Sind wir allein im Universum? Mit einem großen Arsenal astronomischer Instrumente haben Wissenschaftler bereits mehr als 3.000 Planeten außerhalb unseres Sonnensystems entdeckt. Nun berichten sie über ein besonderes Exemplar in unserer direkten kosmischen Nachbarschaft.
Forscher haben nach eigenen Angaben den erdnächsten Planeten jenseits unseres Sonnensystems entdeckt. Dort könnten sogar Bedingungen herrschen, die Leben ermöglichen.
Hinter dieser Vermutung stehen allerdings noch viele Fragezeichen, wie die Astronomen um Guillem Anglada-Escudé von der Queen Mary Universität in London betonen. An der Entdeckung waren auch deutsche Wissenschaftler beteiligt.
Für eine nähere Charakterisierung des sogenannten Exoplaneten muss sich vor allem die Technik verbessern. Denkbar seien etwa hochauflösende Spektroskopie in den nächsten Jahrzehnten und möglicherweise sogar Roboterexpeditionen in den kommenden Jahrhunderten, schreiben die 31 Autoren der Studie im Fachblatt "Nature".
Durch indirekte Verfahren unter anderem mit Teleskopen der Europäischen Südsternwarte (Eso/Garching) in Chile ist es dem Team gelungen, Hinweise auf einen Exoplaneten bei Proxima Centauri zu sammeln. Das ist der nächste Nachbarstern unserer Sonne mit einem Abstand von rund 40 Billionen Kilometern.
Forscher vermuten ganzes Planetensystem
"Wir haben einen Gesteinsplaneten entdeckt, der Proxima Centauri umkreist", betonte Anglada-Escudé bei einer Eso-Pressekonferenz am Mittwoch. "Dies ist der dichteste Planet, den wir jemals finden werden, denn Proxima Centauri ist der nächste Stern zu unserer Sonne." Die Forscher vermuten, dass der Stern sogar ein ganzes Planetensystem besitzt.
Der jetzt identifizierte Planet umkreist Proxima Centauri den Berechnungen zufolge mit einer Umlaufzeit von 11,2 Tagen in einem Abstand von sieben Millionen Kilometern. Die Entfernung zwischen Erde und Sonne beträgt ungefähr 20 mal so viel. Seine Masse entspricht nach Schätzungen mindestens dem 1,3-Fachen der Erdmasse. Nach dem üblichen System haben die Forscher ihn Proxima Centauri b genannt - oder kurz: Proxima b.

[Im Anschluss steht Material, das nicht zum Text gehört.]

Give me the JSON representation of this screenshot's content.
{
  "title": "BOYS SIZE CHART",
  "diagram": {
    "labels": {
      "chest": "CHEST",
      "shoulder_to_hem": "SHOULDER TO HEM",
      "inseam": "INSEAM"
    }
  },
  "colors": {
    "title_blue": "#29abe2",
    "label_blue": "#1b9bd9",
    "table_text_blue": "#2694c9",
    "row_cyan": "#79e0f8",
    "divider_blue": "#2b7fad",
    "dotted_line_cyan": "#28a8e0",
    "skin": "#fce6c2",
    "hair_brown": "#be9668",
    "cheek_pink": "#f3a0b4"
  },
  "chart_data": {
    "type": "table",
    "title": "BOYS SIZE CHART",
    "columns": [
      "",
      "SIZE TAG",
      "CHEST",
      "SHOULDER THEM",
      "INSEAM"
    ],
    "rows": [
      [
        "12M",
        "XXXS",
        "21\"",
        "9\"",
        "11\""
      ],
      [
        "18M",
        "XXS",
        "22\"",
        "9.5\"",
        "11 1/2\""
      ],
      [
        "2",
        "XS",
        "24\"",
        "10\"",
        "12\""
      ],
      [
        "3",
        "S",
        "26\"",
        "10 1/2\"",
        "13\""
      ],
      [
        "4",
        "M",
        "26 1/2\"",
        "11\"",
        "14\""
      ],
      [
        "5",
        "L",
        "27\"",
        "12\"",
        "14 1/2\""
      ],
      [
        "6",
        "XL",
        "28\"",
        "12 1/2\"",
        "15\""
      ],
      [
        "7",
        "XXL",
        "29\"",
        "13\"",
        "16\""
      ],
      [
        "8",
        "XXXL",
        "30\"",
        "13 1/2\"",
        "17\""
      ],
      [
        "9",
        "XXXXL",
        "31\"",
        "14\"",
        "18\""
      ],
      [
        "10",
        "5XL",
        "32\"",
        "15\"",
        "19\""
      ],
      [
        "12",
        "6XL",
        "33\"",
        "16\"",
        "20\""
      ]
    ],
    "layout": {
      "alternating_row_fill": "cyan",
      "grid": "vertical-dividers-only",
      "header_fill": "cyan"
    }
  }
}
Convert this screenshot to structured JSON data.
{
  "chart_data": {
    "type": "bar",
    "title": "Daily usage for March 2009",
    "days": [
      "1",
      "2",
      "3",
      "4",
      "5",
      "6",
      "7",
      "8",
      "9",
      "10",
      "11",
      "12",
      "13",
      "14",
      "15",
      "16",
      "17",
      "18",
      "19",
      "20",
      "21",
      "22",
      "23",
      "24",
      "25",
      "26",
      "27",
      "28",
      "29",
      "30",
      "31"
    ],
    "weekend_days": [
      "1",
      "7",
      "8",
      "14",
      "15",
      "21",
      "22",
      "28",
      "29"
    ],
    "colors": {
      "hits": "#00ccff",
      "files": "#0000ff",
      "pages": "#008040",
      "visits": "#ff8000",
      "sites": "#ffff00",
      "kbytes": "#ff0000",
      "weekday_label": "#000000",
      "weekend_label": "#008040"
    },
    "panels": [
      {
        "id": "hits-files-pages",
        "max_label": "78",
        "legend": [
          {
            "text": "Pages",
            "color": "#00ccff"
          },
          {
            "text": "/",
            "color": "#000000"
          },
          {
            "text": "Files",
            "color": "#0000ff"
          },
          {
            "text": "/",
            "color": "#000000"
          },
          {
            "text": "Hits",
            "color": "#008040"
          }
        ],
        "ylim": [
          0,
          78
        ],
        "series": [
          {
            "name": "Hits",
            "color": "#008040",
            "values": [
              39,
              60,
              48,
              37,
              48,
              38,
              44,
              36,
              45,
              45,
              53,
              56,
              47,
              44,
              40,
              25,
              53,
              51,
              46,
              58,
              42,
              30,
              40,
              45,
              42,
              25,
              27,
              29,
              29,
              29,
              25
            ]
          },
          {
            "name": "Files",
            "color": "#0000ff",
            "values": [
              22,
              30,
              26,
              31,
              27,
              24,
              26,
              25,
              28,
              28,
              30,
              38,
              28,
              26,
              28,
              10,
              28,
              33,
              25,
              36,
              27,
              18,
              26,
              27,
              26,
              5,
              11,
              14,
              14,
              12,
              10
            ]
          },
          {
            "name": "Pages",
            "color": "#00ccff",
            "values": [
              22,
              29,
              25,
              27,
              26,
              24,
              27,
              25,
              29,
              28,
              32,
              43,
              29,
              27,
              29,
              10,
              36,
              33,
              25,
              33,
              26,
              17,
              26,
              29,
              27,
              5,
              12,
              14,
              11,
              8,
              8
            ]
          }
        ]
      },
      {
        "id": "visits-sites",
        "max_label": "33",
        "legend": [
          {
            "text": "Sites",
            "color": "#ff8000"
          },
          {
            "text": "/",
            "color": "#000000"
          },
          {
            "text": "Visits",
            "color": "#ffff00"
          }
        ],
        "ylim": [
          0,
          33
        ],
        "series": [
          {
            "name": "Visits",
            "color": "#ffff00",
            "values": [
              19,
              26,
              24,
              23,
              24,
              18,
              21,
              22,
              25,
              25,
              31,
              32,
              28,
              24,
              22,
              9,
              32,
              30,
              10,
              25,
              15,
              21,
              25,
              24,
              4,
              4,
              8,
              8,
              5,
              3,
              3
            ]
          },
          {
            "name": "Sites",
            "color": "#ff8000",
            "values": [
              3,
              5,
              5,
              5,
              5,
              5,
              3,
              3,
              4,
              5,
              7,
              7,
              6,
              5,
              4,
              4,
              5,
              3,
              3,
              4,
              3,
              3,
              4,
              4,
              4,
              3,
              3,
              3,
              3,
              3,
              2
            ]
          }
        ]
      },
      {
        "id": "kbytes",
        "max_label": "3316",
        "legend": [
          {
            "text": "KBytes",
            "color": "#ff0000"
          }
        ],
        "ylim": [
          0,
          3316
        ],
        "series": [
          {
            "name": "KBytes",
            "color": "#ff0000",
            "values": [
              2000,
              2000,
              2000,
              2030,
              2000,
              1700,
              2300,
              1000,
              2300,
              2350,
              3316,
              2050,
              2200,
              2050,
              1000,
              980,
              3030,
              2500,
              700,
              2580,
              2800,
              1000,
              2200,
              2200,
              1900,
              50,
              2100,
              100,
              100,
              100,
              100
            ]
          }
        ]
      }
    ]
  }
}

Der Planet soll sich in der sogenannten habitablen Zone befinden, in der die Temperaturen die Existenz von flüssigem Wasser erlauben - was wiederum als Voraussetzung für Leben angesehen wird.
Das ist möglich, obwohl er seinen Stern relativ eng umkreist. Denn Proxima Centauri ist ein roter Zwergstern, der deutlich leichter und dunkler ist als unsere Sonne. Mit ihr verglichen liegt Proximas Masse bei 12 Prozent, die Leuchtkraft bei gerade einmal 0,17 Prozent.
Der Planet bekommt dadurch sogar nur etwa zwei Drittel der Energie, die von der Sonne auf die Erde einstrahlt, wie die Wissenschaftler erläuterten. Seine Durchschnittstemperatur würde dadurch bei lediglich minus 40 Grad Celsius liegen, eine mögliche Atmosphäre könnte die Temperatur jedoch durch den Treibhauseffekt über den Gefrierpunkt heben.
"Wir haben keine Ahnung, ob dieser Planet eine Atmosphäre hat oder nicht und ob er Wasser besitzt oder nicht", betonte Ko-Autor Ansgar Reiners von der Universität Göttingen. "Aber die Existenz ist plausibel."
Dennoch gibt es viele Unwägbarkeiten für die Entwicklung von möglichem Leben: Sehr wahrscheinlich rotiert Proxima b so, dass er dem Stern immer dieselbe Seite zuwendet - dort wäre es ewig heiß, auf der anderen Seite ständig kalte Nacht. "Es ist unklar, wie Leben unter solchen ungünstigen Bedingungen entstehen kann", schreiben Forscher vom Max-Planck-Institut (MPI) für Astronomie in Heidelberg, die an der Studie beteiligt sind.
Zudem bombardiere Proxima Centauri seinen Begleiter mit hochenergetischen Teilchen und Röntgenstrahlung. Unklar ist, ob ein Magnetfeld und eine Atmosphäre Proxima b davor schützen.
Nachweis von Leben schwierig
Konkretere Informationen über die Umweltbedingungen auf dem möglichen Planeten sollen weitere Beobachtungen ergeben. Sollte es dort sogar Leben geben, dürfte ein möglicher Nachweis nach Einschätzung der Forscher allerdings noch einige Jahrzehnte auf sich warten lassen.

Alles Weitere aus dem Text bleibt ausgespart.